Working closely with councils is the most important element, without doubt. As I mentioned, it’s vital that these initiatives are rolled out in a sustainable manner. By working closely with councils, we ensure this happens. We actually assist councils in designing a policy framework that allows schemes to be sustainable and enrich our cities and towns.
How has your experience working with councils been to date?
We really enjoy this part, because every location is different. There are so many variables in each location, from population density to topography and everything in between. We ask councils as many questions as possible. This allows us to find out what the area really needs. No dockless bike scheme is the same in terms of strategy and implementation, so it’s important to design a strategy that fits the area and its needs.
— Urbo (@myurbo) August 29, 2017
What can you see Urbo doing in the future?
Urbo means “urban mobility”. At Urbo, our mission is to move people in a way that solves the last mile problem. Right now we believe that is via dockless bikes. In the future, who knows what that could be. We’ve all seen the developments in autonomous cars. Ten years from now, who’s to say we won’t see hover boards arriving at your door via a smartphone app. The IoT advances are accelerating and Urbo will be at the heart of this research and development. We are a tech company, so we are not limiting ourselves to just dockless biking. We constantly look at developing new ways of getting from A to B, and improving current systems. Without giving too much away, there are a lot exciting plans in the pipeline.
What area of the Industry do you find most interesting?

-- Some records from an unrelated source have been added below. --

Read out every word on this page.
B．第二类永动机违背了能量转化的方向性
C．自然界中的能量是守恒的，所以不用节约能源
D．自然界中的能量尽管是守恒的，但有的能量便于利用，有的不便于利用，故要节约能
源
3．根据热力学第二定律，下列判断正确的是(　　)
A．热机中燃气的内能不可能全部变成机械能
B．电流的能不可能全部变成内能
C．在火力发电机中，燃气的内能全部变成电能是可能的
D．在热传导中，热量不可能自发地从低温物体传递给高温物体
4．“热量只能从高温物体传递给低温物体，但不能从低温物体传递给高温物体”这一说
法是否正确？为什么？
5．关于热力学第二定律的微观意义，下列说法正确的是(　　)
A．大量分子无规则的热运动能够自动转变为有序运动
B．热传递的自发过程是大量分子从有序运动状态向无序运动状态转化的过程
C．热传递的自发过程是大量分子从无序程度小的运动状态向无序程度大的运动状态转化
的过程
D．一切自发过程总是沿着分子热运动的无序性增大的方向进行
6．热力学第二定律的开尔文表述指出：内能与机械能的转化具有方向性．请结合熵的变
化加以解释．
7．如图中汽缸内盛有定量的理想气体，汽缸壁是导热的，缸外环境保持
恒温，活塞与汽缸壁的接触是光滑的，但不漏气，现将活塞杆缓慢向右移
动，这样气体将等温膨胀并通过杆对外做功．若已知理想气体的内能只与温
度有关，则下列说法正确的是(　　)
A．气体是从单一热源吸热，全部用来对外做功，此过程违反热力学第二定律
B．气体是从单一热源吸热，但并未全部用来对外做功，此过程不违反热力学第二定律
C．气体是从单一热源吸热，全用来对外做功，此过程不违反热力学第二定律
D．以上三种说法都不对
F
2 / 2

Without a doubt, the data. Again, this reverts back to working closely with councils. We are extremely careful about data protection, but even with regulations there is so much value to be gained from data. Cities are producing vast amounts of data on a daily basis. You can literally change how a city or town operates from the data we collect – which of course is great news for councils. Essentially, we can help people live healthier, happier and more productive lives. As more data is collected, cities become smarter. This results in councils being able to reimagine transport routes, turning their cities into smart cities. For cities and towns to become “smart” they must be provided with actionable insights from this data, and that’s something Urbo can do.